Figure 2. PICH does not appear to regulate rDNA transcription. (A) PICH−/− +hPICH cells were incubated with EU and imaged by immunofluorescence microscopy. EU (green) was detected using Alexa Fluor 488 azide, UBF (to denote the rDNA; red) was detected using a specific antibody, and the DNA (grayscale) was stained with DAPI. Scale bars, 5 μm. In the top panel, cells were arrested in G2 by RO3306 treatment for 6 hours before labeling with EU. In the middle panels, cells were released from the RO3306 arrest into medium containing nocodazole for 30 mins before labeling with EU. Cells in either prophase or prometaphase are shown. In the bottom panels, cells were arrested in prometaphase for 4.5 hours using nocodazole, and then released for 30 mins before labeling with EU. Cells in either metaphase or telophase are shown. (B/C) Asynchronously growing wild-type and PICH−/− cells were incubated with EU for 15 mins, and then imaged by immunofluorescence microscopy. rDNA transcription around the major DT40 rDNA locus was quantified in prometaphase and in late telophase cells (panel B) as described in the Materials and Methods. More than 100 prometaphase or late telophase cells were quantified in 3 independent experiments. Data points are averages ± s.d. (C) Representative examples of wild-type cells in prometaphase and late telophase stained for EU (red) and UBF (green). DNA (grayscale) was stained with DAPI. Scale bars, 5 μm.

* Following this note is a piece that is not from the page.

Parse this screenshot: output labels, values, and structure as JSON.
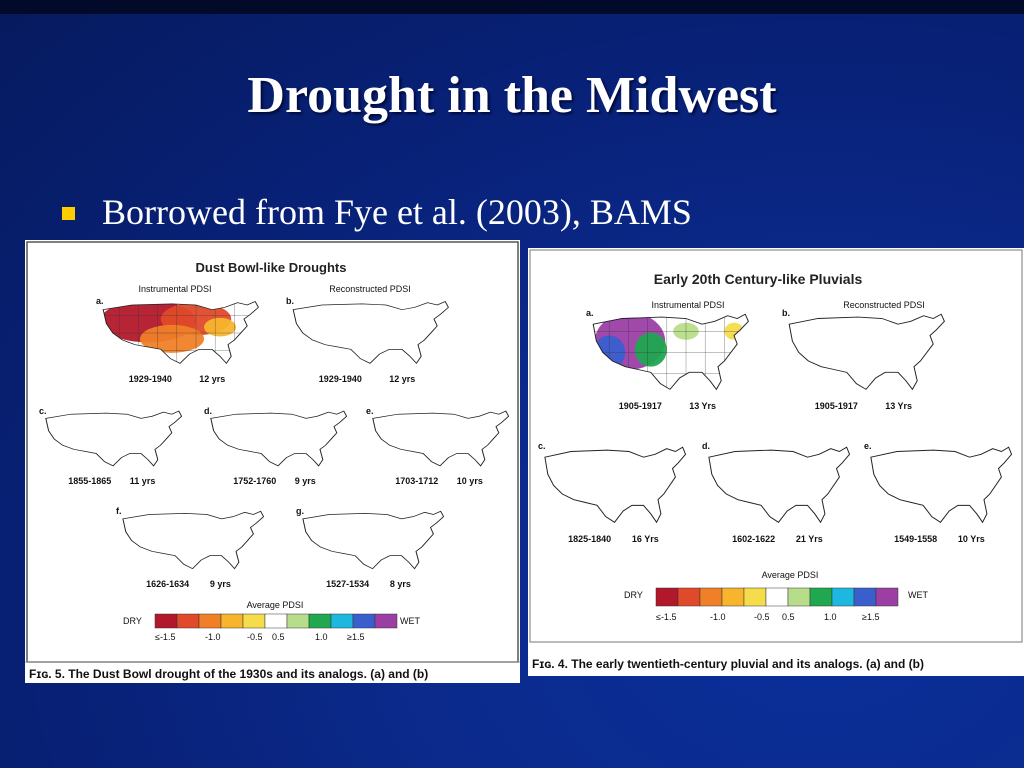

Figure 3. The rDNA marks a novel class of UFBs. (A,C-E) PICH−/− cells ectopically expressing either hPICH or hPICH-K128A were arrested in prometaphase using nocodazole then released into drug-free medium or medium containing 0.25 μM ICRF-193 for 40 min, as indicated. (A-C) PICH (red) and UBF (green) were detected using specific antibodies and the DNA (grayscale) was stained with DAPI. Scale bars, 5 μm. In panel A, cells were imaged using structured illumination microscopy and the images were 3D rendered. White boxes denote zoomed images. (B) An example of a DAPI-negative rDNA-UFB in an untreated PICH−/− cell. (C) Representative examples of rDNA-UFBs arising from either the major or the minor rDNA locus in PICH deficient cells expressing either wild-type hPICH or hPICH-K128A (as indicated). (D/E) Quantification of total UFBs per anaphase (left), of rDNA-UFBs/anaphase (middle), and of rDNA-UFBs/UFB (right) in PICH deficient cells expressing either wild-type hPICH or hPICH-K128A (as indicated). Each data point is an average of at least 3 independent experiments. Significance levels were calculated using a Students t-test for parametric observations and are indicated as *P < 0.05, **P < 0.01 and ***P < 0.001.

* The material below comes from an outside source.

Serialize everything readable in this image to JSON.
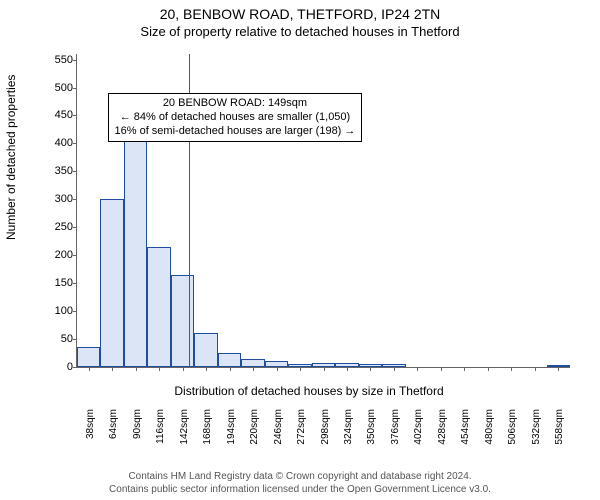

Figure 4. rDNA-UFB model. In interphase cells, DNA is uncondensed. As cells enter mitosis, the DNA begins to condense, with the exception of the rDNA. In metaphase cells, the condensed chromosomes are aligned at the equator of the cell. The zoomed image shows the rDNA where delayed condensation causes a delay in decatenation of any DNA entanglement that arose due to DNA replication or homologous recombination. In anaphase, this can lead to DNA bridging, as shown in the zoomed image of a catenated DNA bridge. Ongoing condensation, in combination with the tension building up on unresolved catenanes by the spindle pulling forces, allows efficient decatenation of any rDNA-UFBs during anaphase.